Imagine eagerly awaiting the delivery of your brand-new Z06, having paid a premium price, only to discover that your chosen Chevy dealer damaged the car during a pre-delivery inspection. Well, there’s no need to imagine – you can watch the video at the end of this article.
Surrounded by a previous-generation Tahoe PPV and a civilian-spec Tahoe, the Torch Red Z06 took an unfortunate tumble off a lift. According to Jason Grubb, who shared the surveillance footage on YouTube, one of the lift’s arms was not correctly positioned. The convertible, valued at over $100,000, fell with the passenger-side rear wheel hitting the ground first. As it descended, the right rear lift arm sliced through the passenger’s door as if it were butter.
It appears that this falling lift arm also caused scratches to the passenger door and the passenger-side front fender. The impact from the fall suggests that the dealership will likely need to replace the rear bumper of the red Z06 as well.
Is this a rookie mistake? It certainly seems that way, particularly in misidentifying the correct jack points for the C8. Contrary to common belief, the jacking pucks aren’t installed to protect the fiberglass from damage. Instead, they are designed to accurately identify the correct jack points, a critical aspect when working on cars with more weight toward the rear axle.

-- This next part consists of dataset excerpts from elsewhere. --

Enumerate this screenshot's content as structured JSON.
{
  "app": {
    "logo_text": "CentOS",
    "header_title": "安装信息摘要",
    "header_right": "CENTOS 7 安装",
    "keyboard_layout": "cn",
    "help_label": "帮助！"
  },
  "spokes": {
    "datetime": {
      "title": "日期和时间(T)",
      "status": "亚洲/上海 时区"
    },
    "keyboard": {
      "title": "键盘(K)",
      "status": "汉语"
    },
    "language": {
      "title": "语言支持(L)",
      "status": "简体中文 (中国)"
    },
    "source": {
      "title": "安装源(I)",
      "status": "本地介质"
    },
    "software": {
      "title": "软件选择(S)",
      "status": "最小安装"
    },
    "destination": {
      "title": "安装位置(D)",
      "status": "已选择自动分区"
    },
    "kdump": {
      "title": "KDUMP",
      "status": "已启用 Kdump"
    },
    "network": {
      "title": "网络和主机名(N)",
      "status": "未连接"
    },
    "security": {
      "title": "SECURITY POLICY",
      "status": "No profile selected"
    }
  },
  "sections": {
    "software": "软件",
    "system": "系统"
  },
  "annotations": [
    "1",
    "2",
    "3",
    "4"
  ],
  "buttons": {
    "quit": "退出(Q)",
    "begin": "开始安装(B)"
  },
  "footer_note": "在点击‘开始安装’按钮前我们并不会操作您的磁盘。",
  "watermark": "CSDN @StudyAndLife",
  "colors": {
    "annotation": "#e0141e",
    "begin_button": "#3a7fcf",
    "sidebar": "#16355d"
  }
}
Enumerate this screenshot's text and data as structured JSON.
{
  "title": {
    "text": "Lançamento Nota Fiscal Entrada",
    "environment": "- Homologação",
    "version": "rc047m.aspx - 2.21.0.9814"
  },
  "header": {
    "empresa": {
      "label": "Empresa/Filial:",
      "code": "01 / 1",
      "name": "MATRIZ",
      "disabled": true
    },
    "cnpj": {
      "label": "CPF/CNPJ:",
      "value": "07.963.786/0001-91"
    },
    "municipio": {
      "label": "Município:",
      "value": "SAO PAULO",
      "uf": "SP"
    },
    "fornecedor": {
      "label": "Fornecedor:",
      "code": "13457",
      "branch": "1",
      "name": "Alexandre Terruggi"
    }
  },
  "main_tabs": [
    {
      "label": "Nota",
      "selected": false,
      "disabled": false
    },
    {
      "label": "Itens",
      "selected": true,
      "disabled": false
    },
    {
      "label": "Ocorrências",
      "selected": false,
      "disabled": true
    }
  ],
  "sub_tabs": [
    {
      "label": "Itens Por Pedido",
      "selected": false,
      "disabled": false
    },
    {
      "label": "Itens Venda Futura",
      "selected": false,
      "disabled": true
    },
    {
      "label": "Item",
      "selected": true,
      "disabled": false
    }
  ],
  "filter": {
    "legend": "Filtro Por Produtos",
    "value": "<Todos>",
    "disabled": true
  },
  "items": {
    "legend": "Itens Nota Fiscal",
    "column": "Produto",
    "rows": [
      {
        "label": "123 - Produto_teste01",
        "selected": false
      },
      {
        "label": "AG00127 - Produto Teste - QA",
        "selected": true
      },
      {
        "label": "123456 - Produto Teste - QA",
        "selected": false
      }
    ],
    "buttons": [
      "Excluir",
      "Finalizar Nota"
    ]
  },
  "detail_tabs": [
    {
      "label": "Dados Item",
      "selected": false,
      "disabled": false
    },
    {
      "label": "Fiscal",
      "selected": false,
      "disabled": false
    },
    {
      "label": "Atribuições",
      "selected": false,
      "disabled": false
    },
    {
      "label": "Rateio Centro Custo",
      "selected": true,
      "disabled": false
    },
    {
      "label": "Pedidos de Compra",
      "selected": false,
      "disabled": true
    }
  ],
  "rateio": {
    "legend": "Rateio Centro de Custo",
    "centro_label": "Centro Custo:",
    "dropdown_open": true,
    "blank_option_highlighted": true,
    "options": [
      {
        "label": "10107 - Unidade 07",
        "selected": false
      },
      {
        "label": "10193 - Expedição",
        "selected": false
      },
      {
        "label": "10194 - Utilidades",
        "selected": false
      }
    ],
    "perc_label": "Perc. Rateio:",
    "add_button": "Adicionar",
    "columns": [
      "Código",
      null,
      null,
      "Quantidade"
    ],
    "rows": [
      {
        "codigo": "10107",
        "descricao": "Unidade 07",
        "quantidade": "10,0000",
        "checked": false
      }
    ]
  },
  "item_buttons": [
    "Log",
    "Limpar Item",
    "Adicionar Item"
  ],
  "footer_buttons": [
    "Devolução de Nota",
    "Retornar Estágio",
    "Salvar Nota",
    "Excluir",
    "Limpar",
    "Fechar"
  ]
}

As a quick reminder, the C8-generation Stingray has a weight distribution of 39.4 percent in the front and 60.6 percent in the rear. Given that the C8-gen Z06 is slightly heavier than the Stingray, there’s even more weight toward the rear axle, making it essential for technicians to be extra cautious when positioning the lift arms.
The Chevy dealer’s identity has not been disclosed, and details about the Z06’s trim level and MSRP are also unknown. It’s highly likely that the car will be declared a total loss by the insurance company due to undercarriage damage. After all, a ‘Vette can be replaced with money, but a serious injury or worse is irreplaceable.
Initially introduced for the 2023 model year, the C8-gen Z06 had a starting price of $105,000 (excluding the $1,395 destination freight charge and $2,600 or $3,000 gas-guzzler tax). As of now, the base price for a 1LZ coupe is $108,100, while for the convertible, you’ll need to budget at least $115,100 for the 1LZ trim. Keep in mind that dealers often add markups due to high demand, and some may even charge exorbitant fees for filling the car’s tires with nitrogen – despite the fact that nitrogen makes up about 78 percent of the air we breathe.
In 2024, for the 2025 model year, the C8 will undergo a mid-cycle refresh. The distinctive wall of buttons is expected to be eliminated, and the 2025 lineup is likely to welcome the new ZR1, essentially a Z06 with the addition of twin turbochargers to the naturally-aspirated LT6 engine, creating the twin-turbocharged LT7.